It’s always darkest before the dawn & me
Posted October 14, 2009on:
One of the pearls of wisdom that I apparently passed on to my kids was the expression; “It’s always darkest before the dawn.”
It’s clearly not original, but no copyright remains on it.
I said it to remind my kids from time to time that things always seem the worst before the get better. And they do get better. There are ups and downs in life and the scary part about being young is that you think that if you are in a funk it is permanent. Neither a down mood nor the effects of chemo are forever.
I was absolutely convinced that I was going to get through chemo simply with my good looks, charm, humor, writing, walking three miles a day, friends and family support, and great inner strength. It would not be so rough – not for me. I mean I had all that stuff going for me.

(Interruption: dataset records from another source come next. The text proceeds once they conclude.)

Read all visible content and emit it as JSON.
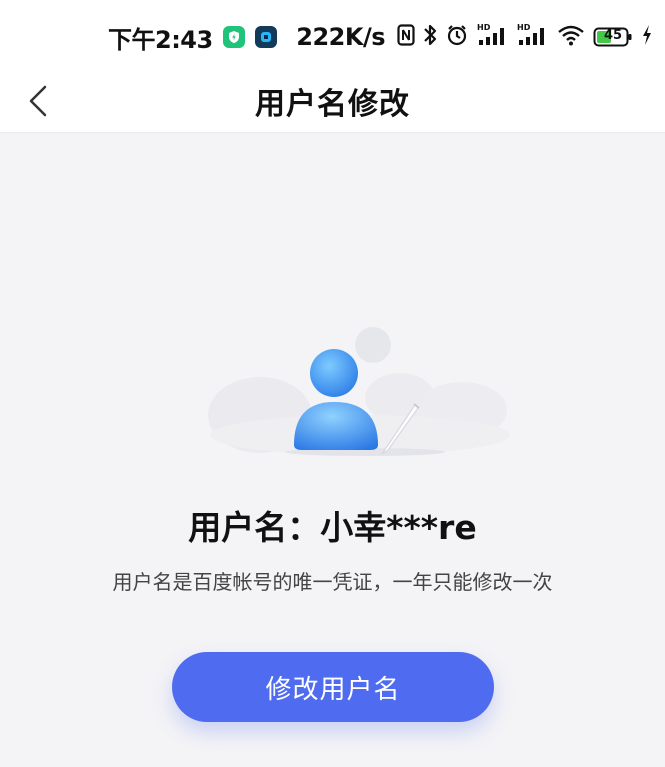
{
  "status_bar": {
    "time": "下午2:43",
    "network_speed": "222K/s",
    "battery_level": "45",
    "icons": [
      "app-shield-icon",
      "app-square-icon",
      "nfc-icon",
      "bluetooth-icon",
      "alarm-icon",
      "hd-signal-icon",
      "hd-signal-icon-2",
      "wifi-icon",
      "battery-icon",
      "charging-icon"
    ]
  },
  "nav": {
    "title": "用户名修改",
    "back_icon": "chevron-left-icon"
  },
  "profile": {
    "username_label": "用户名：",
    "username_value": "小幸***re",
    "description": "用户名是百度帐号的唯一凭证，一年只能修改一次"
  },
  "actions": {
    "edit_username_button": "修改用户名"
  },
  "colors": {
    "primary": "#4f6cf0",
    "background": "#f4f4f6",
    "avatar": "#3b8df0"
  }
}
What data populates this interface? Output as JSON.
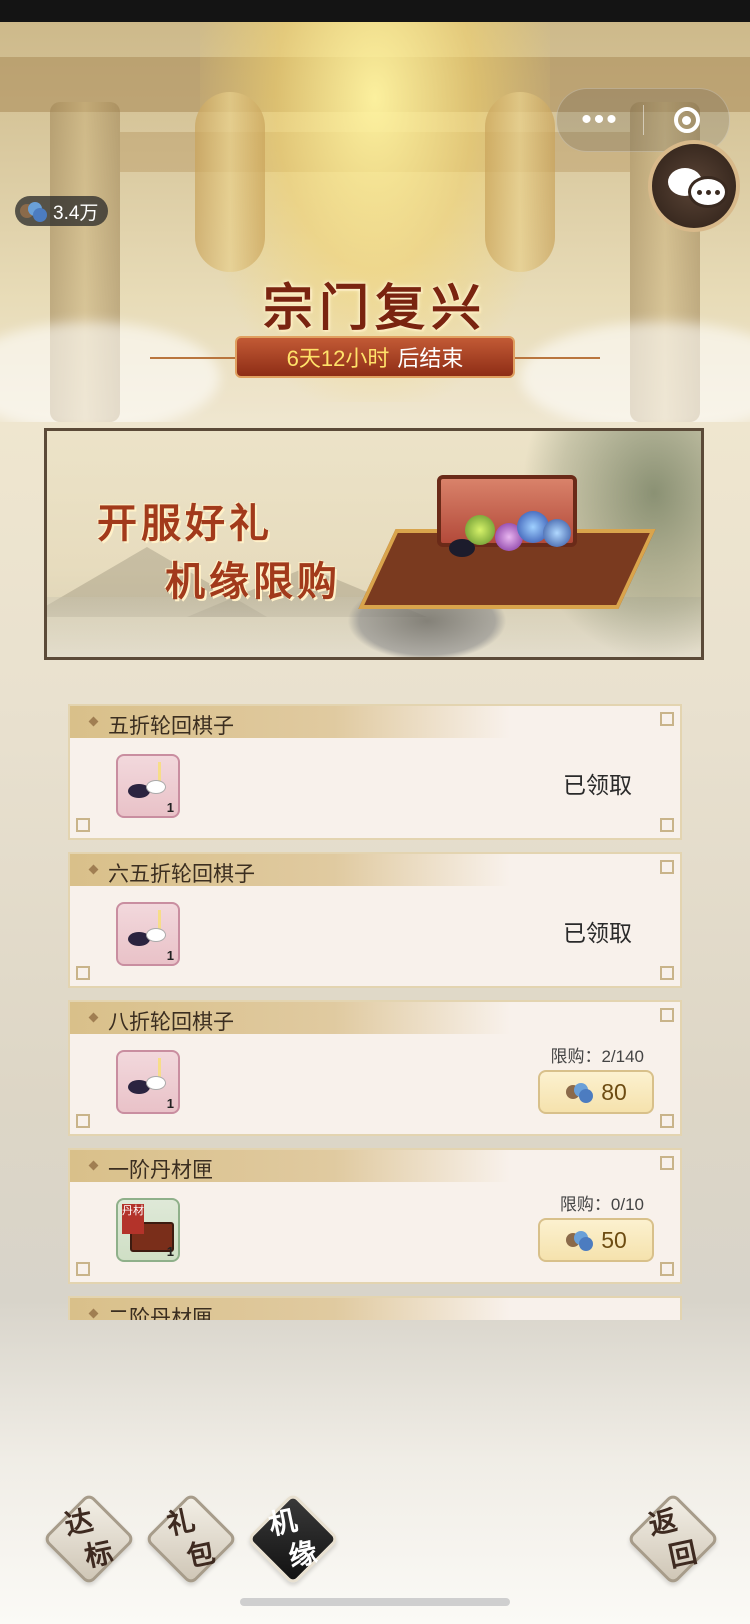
{
  "topbar": {
    "currency_amount": "3.4万"
  },
  "event": {
    "title": "宗门复兴",
    "timer_value": "6天12小时",
    "timer_suffix": "后结束"
  },
  "banner": {
    "line1": "开服好礼",
    "line2": "机缘限购"
  },
  "items": [
    {
      "name": "五折轮回棋子",
      "count": "1",
      "status": "已领取"
    },
    {
      "name": "六五折轮回棋子",
      "count": "1",
      "status": "已领取"
    },
    {
      "name": "八折轮回棋子",
      "count": "1",
      "limit": "限购：2/140",
      "price": "80"
    },
    {
      "name": "一阶丹材匣",
      "count": "1",
      "icon_tag": "丹材",
      "limit": "限购：0/10",
      "price": "50"
    },
    {
      "name": "二阶丹材匣"
    }
  ],
  "nav": {
    "tab1": [
      "达",
      "标"
    ],
    "tab2": [
      "礼",
      "包"
    ],
    "tab3": [
      "机",
      "缘"
    ],
    "back": [
      "返",
      "回"
    ]
  },
  "colors": {
    "title_red": "#7a2410",
    "banner_red": "#a23a1b",
    "price_brown": "#6d4c12"
  },
  "icons": [
    "more-dots-icon",
    "target-icon",
    "chat-icon",
    "spirit-stone-icon"
  ]
}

To say that chemo is hard is to trivialize it. It reminds me of Mattel creating Teen Talk Barbie in 1992, which spoke random expressions. The most famous was, “Math Class is tough!” The legend of this doll often was shortened to have her saying, “Math is hard!”
Always a role model for girls because of her enlightened view of the world and perfect figure, Barbie has had more than her share of careers over the years. Frankly, that girl cannot keep a job. 🙂
But the idea of saying anything close to “Math is hard” was not welcomed by those wishing to encourage more girls in math and science careers or to simply seek the best in themselves.
But I digress. Chemo IS hard. It is much harder than I imagined – it’s not the getting of the cancer-fighting poisons that is so rough. It is the overwhelming feeling afterwards that felt like I was hit by a truck.
“Pickup or semi?” one friend wrote on Facebook.
“Pickup with the first one and semi with the second,” I responded.
Then I began to fear by the fourth treatment it will be a full convoy running me down.
Frankly, the last few days I’ve felt like not only did a truck run over me, it backed up over me a few times for good measure.
In the midst of all that darkness, one of my grown babes reminded me that dawn was coming and it apparently has. I do feel better.
I’ve also come to realize that my expectations have been way to high for myself. I need to cut myself some slack and realize that even with my good looks, charm, humor, writing, walking three miles a day, friends and family support, and great inner strength that I will have dark days.
As much as I’ve wanted to be the funniest breast cancer patient ever who tap-danced through chemo, there will be times when I simply cannot do it all.
But dawn will come – right after the dark.
However, I would officially like to request that there be no dawn for any lingering cancer cells in my body. For them, only darkness. And lots of it.